How your brain can age with poor sleep

Are you feeling old today? Chances are that it is your tired brain that is making you feel old! It turns out that if you are not sleeping properly then your brain will age.

The studies
A number of recent studies have found that bad sleeping patterns are connected to general mental deterioration as well as a number of brain related diseases and conditions like Alzheimer’s The first study found that sleeping too little or too much was the same as two years of brain ageing;  a separate study found that people who had sleep apnea (where they sporadically stop breathing while they are sleeping) then they are twice as likely to develop mild cognitive difficulties and dementia when compared to people who sleep well. A third study showed that people who had serious daytime drowsiness were far more likely to have memory recall issues and reduced cognitive capacities. 

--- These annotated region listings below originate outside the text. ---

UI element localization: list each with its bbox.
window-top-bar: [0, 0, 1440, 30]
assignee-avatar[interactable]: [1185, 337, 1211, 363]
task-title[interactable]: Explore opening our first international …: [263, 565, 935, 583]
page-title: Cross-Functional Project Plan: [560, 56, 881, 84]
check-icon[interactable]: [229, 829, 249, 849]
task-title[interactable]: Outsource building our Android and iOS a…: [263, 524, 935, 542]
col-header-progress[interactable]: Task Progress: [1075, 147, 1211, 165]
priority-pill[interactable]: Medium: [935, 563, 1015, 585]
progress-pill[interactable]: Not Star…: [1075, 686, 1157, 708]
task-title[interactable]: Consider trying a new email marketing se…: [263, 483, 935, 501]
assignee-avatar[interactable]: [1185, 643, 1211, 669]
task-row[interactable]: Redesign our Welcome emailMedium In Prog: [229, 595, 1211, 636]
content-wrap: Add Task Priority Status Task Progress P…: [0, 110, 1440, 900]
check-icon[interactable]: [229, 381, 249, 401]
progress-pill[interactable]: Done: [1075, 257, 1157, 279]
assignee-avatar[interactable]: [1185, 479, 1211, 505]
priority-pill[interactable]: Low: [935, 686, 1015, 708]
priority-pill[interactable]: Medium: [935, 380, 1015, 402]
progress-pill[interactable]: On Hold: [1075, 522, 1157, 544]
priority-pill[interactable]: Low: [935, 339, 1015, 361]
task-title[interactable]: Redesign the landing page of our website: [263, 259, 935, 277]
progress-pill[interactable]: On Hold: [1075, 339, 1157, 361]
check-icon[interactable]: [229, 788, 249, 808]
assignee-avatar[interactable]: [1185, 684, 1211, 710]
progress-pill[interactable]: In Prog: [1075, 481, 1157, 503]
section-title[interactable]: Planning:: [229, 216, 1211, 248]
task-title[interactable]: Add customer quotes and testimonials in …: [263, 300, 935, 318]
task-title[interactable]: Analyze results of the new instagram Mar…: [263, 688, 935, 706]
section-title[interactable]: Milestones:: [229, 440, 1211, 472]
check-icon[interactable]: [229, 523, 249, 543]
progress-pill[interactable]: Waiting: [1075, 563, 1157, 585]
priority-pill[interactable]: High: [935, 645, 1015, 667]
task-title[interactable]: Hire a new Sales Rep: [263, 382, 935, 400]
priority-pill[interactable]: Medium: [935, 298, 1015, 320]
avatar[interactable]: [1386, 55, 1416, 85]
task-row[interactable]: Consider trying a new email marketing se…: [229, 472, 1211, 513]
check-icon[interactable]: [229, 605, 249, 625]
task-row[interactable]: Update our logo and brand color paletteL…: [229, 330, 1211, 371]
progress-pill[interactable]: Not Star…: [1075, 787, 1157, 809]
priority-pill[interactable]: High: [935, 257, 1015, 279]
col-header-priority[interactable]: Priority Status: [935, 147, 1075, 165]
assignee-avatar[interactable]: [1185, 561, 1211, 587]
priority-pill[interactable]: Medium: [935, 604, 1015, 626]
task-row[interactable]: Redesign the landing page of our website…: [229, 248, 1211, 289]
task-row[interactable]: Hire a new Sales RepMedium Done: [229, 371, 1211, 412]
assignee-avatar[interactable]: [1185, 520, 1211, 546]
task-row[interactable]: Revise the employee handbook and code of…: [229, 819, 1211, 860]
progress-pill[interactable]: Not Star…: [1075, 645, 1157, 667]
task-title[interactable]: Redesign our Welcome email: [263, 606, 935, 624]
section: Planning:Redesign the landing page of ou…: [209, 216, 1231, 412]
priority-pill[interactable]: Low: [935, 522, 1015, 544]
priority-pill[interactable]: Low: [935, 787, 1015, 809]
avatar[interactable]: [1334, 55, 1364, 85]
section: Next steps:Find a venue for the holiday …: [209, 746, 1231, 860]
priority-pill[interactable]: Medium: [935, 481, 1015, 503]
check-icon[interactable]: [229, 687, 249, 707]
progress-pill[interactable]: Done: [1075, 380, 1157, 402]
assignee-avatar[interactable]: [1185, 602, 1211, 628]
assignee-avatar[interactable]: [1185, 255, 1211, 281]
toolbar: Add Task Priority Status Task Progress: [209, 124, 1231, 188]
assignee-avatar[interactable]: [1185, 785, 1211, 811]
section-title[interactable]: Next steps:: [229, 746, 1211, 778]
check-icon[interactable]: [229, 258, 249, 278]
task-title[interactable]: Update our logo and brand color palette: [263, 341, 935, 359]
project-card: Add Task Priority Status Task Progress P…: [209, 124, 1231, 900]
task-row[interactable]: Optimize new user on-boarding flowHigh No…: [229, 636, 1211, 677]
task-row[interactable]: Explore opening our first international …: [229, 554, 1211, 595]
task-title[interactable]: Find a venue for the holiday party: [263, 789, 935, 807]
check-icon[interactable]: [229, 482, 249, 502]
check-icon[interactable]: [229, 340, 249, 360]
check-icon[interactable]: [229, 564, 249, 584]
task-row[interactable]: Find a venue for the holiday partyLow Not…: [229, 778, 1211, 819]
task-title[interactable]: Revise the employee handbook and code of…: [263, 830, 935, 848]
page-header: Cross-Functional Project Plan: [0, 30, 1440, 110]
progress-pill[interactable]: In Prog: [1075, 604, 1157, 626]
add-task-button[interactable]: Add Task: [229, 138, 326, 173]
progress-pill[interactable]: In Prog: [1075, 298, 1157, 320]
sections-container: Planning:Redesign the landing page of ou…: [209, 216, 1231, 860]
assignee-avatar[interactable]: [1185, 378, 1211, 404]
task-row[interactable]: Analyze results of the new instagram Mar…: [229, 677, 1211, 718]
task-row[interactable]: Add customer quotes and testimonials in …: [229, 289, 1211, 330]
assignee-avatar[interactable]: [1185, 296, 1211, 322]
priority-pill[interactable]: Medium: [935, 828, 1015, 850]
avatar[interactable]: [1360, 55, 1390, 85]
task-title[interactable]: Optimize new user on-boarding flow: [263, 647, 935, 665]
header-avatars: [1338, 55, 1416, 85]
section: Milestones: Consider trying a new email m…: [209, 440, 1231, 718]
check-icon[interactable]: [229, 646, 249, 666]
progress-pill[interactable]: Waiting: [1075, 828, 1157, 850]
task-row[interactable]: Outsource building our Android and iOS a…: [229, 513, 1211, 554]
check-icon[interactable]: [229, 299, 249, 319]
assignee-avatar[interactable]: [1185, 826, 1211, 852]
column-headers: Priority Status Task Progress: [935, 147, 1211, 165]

The connection between sleep and brain function
The senior director at the Alzheimer's Association in Chicago, Heather Snyder, said that  "Whether sleep changes, such as sleep apnea or disturbances, are signs of a decline to come or the cause of decline is something we don't know, but these three studies . . . shed further light that this is an area we need to look into more".

Study in depth
Of the three studies, the largest look at over 15 000 women who took part in the US Nurses’ Health Study. It found that people who slept less than five hours a day or more than nine hours a day had a lower average mental functioning than those people who slept an average of seven hours a night. In other words, too much and too little slept are equally bad for mental capacity. The findings state that they believe that too much or too little sleep was equivalent to aging two years. The researchers also found that people who had a two hour change in sleep duration during their middle age had a degrade brain function than those participants who had no change in the length of their sleep.

Study author Elizabeth Devore, who is an associate epidemiologist at Brigham and Women's Hospital in Boston said that "We went in with the hypothesis that extreme changes in sleep duration might be worse for cognitive function because they disrupt the circadian rhythm, so these results line up nicely, I think this gives us data to think about sleep- and circadian-based interventions being a route to address cognitive function."

What this tells us is that sleep is vital if we want to retain our cognitive capabilities as we age. For a long time mental decline was seen as an inescapable aspect of ageing but science has shown that a key component of cognitive decline is the amount of sleep we get and the consistency of sleep patterns over time. Aim to get about seven hours a night every night and you will not only feel better each day but your brain will age better as well.